You can combine pcap
files in linux with mergecap
from the wireshark
package... The following command will combine pak1.pcap
and pak2.pcap
into all_paks.pcap
:
mergecap -w all_paks.pcap pak1.pcap pak2.pcap
As for dpkt
, I looked through their source, and it might be able to incrementally write packets, but I can't speak for how stable or maintained their code base is... it looks a bit neglected from the commit logs (last commit was January 9th 2011).
The wrpcap()
function can be used to append if you include the keyword argument append=True
. For example:
pkt = IP()
wrpcap('/path/to/filename.pcap', pkt, append=True)
pkt2 = IP()
wrpcap('/path/to/filename.pcap', pkt2, append=True)
rdpcap('/path/to/filename.pcap')
<filename.pcap: TCP:0 UDP:0 ICMP:0 Other:2>
Side note: wrpcap opens and closes the file handle with each call. If you have an open file handle to the pcap file, it will be closed after a call to wrpcap()
.
I think I am following you here as packets are sniffed you would like to have them all written to a single pcap file? While you cannot append to a pcap you can append the packets to list and then write them all at once to the pcap.

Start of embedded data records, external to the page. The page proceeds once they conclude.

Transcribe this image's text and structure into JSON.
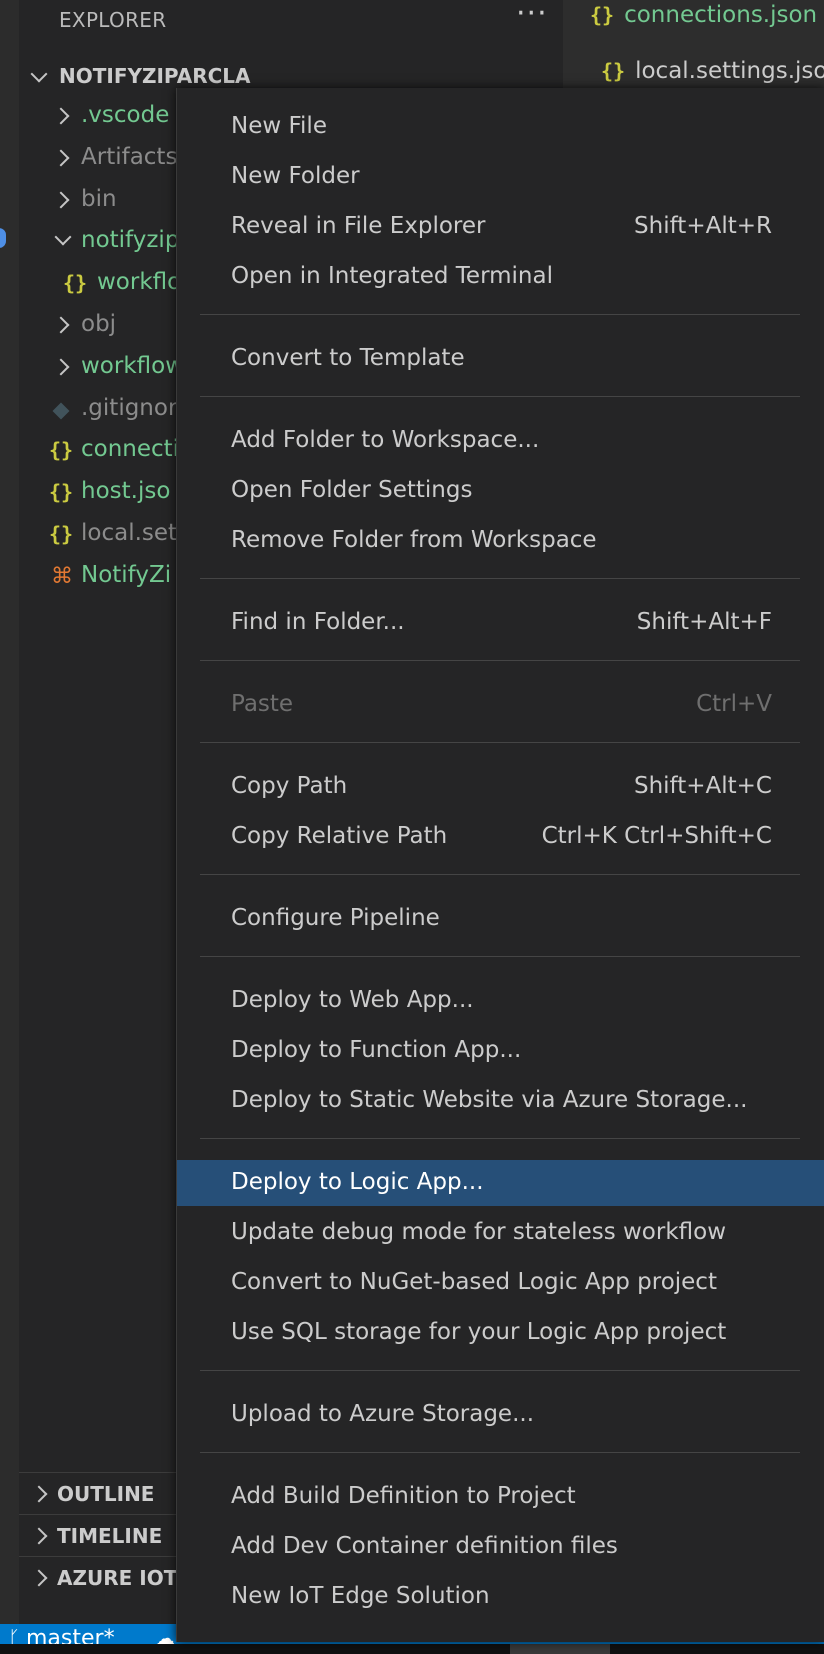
{
  "sidebar": {
    "title": "EXPLORER",
    "more_label": "···",
    "folder_name": "NOTIFYZIPARCLA",
    "tree": [
      {
        "label": ".vscode",
        "kind": "folder"
      },
      {
        "label": "Artifacts",
        "kind": "folder"
      },
      {
        "label": "bin",
        "kind": "folder"
      },
      {
        "label": "notifyzip",
        "kind": "folder-open"
      },
      {
        "label": "workflo",
        "kind": "json-child"
      },
      {
        "label": "obj",
        "kind": "folder"
      },
      {
        "label": "workflow",
        "kind": "folder"
      },
      {
        "label": ".gitignor",
        "kind": "git"
      },
      {
        "label": "connecti",
        "kind": "json"
      },
      {
        "label": "host.jso",
        "kind": "json"
      },
      {
        "label": "local.set",
        "kind": "json"
      },
      {
        "label": "NotifyZi",
        "kind": "rss"
      }
    ],
    "sections": [
      {
        "label": "OUTLINE"
      },
      {
        "label": "TIMELINE"
      },
      {
        "label": "AZURE IOT"
      }
    ]
  },
  "tabs": [
    {
      "label": "connections.json"
    },
    {
      "label": "local.settings.json"
    }
  ],
  "icons": {
    "json": "{}",
    "rss": "⌘",
    "branch": "ᚴ",
    "sync": "☁"
  },
  "statusbar": {
    "branch": "master*"
  },
  "context_menu": {
    "groups": [
      [
        {
          "label": "New File",
          "shortcut": ""
        },
        {
          "label": "New Folder",
          "shortcut": ""
        },
        {
          "label": "Reveal in File Explorer",
          "shortcut": "Shift+Alt+R"
        },
        {
          "label": "Open in Integrated Terminal",
          "shortcut": ""
        }
      ],
      [
        {
          "label": "Convert to Template",
          "shortcut": ""
        }
      ],
      [
        {
          "label": "Add Folder to Workspace...",
          "shortcut": ""
        },
        {
          "label": "Open Folder Settings",
          "shortcut": ""
        },
        {
          "label": "Remove Folder from Workspace",
          "shortcut": ""
        }
      ],
      [
        {
          "label": "Find in Folder...",
          "shortcut": "Shift+Alt+F"
        }
      ],
      [
        {
          "label": "Paste",
          "shortcut": "Ctrl+V",
          "disabled": true
        }
      ],
      [
        {
          "label": "Copy Path",
          "shortcut": "Shift+Alt+C"
        },
        {
          "label": "Copy Relative Path",
          "shortcut": "Ctrl+K Ctrl+Shift+C"
        }
      ],
      [
        {
          "label": "Configure Pipeline",
          "shortcut": ""
        }
      ],
      [
        {
          "label": "Deploy to Web App...",
          "shortcut": ""
        },
        {
          "label": "Deploy to Function App...",
          "shortcut": ""
        },
        {
          "label": "Deploy to Static Website via Azure Storage...",
          "shortcut": ""
        }
      ],
      [
        {
          "label": "Deploy to Logic App...",
          "shortcut": "",
          "selected": true
        },
        {
          "label": "Update debug mode for stateless workflow",
          "shortcut": ""
        },
        {
          "label": "Convert to NuGet-based Logic App project",
          "shortcut": ""
        },
        {
          "label": "Use SQL storage for your Logic App project",
          "shortcut": ""
        }
      ],
      [
        {
          "label": "Upload to Azure Storage...",
          "shortcut": ""
        }
      ],
      [
        {
          "label": "Add Build Definition to Project",
          "shortcut": ""
        },
        {
          "label": "Add Dev Container definition files",
          "shortcut": ""
        },
        {
          "label": "New IoT Edge Solution",
          "shortcut": ""
        }
      ]
    ]
  }
}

I'm not sure if this answers your question or helps at all, if not let me know and I can tweek it to meet your needs. In this example I set the threshold to create a new pcap for ever 500 packets sniffed. Be careful if you run this twice as your pcaps may get over written on the second go.
#!/usr/bin/python -tt
from scapy.all import *
pkts = []
iter = 0
pcapnum = 0
def makecap(x):
global pkts
global iter
global pcapnum
pkts.append(x)
iter += 1
if iter == 500:
pcapnum += 1
pname = "pcap%d.pcap" % pcapnum
wrpcap(pname, pkts)
pkts = []
iter = 0
while 1:
sniff(prn=makecap)
This should give you a little bit of leverage however the last few packets may get lost (lower the value in the if statement to mitigate this.) Suggest using it on both sides at the same time so each pcap should line up, Later on you can use mergepcap as Mike suggests to if you like. Let me know if this works for you.